Fluppfluppflupp

17 March 2009

From an article in the Economist:

THE legend blames a lantern forgotten by a miner at the end of his Friday shift. When he and his colleagues returned to the Red Ash colliery on Monday, they found the mine burning. That was way back in 1915. But the fire still burns.

Smoke rises from vents and gaping holes in a scrubby hillside above Wilkes-Barre. The ground remains warm to the touch and the hilltop view looks over a blighted landscape: scrawny trees, ash and the telltale broad scars of strip-mining (deep-coal mining, the type with miners and lanterns, is long gone).

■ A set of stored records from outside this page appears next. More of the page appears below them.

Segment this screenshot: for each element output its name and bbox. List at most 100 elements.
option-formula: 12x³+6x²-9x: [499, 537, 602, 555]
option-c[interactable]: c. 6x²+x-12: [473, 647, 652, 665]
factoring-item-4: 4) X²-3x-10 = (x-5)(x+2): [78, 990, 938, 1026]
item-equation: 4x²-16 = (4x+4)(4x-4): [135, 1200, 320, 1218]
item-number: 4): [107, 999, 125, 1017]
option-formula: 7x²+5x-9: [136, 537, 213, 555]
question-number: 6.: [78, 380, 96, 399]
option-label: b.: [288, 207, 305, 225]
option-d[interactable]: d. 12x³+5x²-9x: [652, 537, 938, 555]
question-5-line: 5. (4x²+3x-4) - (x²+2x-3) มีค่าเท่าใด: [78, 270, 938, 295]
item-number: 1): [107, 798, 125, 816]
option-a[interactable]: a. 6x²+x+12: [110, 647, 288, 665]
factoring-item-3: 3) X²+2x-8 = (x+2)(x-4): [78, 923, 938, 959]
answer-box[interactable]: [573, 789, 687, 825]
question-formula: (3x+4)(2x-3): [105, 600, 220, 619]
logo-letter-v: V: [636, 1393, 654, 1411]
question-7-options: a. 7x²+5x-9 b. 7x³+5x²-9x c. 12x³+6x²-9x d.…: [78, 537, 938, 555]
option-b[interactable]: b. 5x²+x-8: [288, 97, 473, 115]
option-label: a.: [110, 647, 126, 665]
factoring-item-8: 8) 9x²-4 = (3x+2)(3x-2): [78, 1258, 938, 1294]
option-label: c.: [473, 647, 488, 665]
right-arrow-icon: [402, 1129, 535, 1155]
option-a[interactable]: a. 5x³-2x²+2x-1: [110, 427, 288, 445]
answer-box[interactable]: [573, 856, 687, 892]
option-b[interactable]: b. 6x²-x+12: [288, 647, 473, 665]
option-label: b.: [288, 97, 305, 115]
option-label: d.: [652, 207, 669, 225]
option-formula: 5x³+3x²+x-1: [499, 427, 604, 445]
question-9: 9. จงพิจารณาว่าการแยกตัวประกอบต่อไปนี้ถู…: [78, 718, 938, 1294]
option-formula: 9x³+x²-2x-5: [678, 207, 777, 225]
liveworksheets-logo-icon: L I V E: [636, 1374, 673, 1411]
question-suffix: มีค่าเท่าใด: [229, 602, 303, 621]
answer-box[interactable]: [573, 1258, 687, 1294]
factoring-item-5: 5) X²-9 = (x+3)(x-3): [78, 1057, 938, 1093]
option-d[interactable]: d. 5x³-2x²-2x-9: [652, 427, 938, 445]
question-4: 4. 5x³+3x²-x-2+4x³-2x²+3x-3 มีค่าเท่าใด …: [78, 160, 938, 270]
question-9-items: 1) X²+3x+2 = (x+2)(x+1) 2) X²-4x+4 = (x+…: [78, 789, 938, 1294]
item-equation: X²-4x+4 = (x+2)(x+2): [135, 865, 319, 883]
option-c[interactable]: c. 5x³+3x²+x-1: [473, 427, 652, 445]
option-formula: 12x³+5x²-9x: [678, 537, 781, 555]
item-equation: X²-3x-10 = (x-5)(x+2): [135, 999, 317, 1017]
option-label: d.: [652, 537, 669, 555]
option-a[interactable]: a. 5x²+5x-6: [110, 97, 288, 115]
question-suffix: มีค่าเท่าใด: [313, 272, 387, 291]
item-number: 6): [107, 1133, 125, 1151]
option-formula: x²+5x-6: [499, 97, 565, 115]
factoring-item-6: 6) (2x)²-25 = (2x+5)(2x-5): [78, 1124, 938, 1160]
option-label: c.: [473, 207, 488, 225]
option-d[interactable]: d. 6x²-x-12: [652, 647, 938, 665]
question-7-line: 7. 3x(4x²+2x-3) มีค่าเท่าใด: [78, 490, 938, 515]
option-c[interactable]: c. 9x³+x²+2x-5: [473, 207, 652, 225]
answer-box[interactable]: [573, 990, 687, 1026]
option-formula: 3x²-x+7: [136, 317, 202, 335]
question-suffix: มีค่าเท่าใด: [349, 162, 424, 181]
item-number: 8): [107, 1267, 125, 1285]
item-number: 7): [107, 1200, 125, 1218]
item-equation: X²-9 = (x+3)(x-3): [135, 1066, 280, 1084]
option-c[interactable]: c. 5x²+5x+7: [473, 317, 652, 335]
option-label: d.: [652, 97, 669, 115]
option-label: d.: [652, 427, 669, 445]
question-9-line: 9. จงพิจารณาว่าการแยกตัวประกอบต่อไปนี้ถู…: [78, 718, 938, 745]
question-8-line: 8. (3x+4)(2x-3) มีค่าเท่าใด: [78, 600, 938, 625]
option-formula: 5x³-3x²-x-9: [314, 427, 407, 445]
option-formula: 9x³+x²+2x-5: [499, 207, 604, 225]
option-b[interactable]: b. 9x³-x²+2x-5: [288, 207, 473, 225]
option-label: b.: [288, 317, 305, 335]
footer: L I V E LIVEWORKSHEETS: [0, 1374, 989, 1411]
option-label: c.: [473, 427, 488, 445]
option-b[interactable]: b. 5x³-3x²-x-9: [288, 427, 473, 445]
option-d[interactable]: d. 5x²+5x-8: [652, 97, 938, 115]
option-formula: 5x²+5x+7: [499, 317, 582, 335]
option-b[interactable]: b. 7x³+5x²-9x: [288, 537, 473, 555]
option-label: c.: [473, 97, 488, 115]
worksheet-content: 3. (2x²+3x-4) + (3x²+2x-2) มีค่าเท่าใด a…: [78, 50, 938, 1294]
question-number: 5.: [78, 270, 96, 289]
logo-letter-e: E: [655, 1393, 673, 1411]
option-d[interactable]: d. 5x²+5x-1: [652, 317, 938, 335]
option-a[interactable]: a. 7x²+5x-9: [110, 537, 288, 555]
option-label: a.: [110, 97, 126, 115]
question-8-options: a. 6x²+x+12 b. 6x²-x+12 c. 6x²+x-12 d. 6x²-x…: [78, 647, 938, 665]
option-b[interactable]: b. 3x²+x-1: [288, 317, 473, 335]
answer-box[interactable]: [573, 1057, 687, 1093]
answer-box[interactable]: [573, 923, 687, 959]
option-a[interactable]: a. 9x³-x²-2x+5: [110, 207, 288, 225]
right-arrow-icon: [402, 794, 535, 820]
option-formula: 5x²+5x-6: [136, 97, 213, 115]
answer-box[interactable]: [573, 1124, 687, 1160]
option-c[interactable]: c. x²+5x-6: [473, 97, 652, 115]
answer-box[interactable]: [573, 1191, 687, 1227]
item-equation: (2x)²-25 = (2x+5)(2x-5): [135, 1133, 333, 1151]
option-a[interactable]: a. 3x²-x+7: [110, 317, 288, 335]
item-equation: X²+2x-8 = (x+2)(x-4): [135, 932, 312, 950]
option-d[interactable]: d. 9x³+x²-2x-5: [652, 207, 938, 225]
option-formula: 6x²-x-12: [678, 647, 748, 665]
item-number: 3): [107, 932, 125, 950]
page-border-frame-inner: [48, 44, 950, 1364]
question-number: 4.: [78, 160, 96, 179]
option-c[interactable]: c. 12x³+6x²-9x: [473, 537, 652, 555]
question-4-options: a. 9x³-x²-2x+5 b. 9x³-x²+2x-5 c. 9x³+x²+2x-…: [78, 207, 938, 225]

Red Ash is the oldest of 36 fires currently blazing in Pennsylvania’s 180,000 acres (73,000 hectares) of abandoned mines. The most famous is beneath Centralia, which began in 1962 when residents burned some rubbish on top of an exposed coal seam. In 1981 a hole there swallowed an 12-year-old boy; Pennsylvania has since condemned the entire town, relocated almost all its residents and had its postal code revoked. Like Red Ash, Centralia’s fire is thought to have enough fuel to burn


Aaaaaaaaaaaaaaa!
Silent Hill! It's all TRUE!
Must stop in Pennsylvania whenever I get around to do my USA-roadtrip-thing.


They burn the cop, the only part of the movie that actually was a bit scary. The games however... And the coppy-woman is hot. I mean, she's riding a motorbike, she got a gun and she's wearing leather and a cop uniform.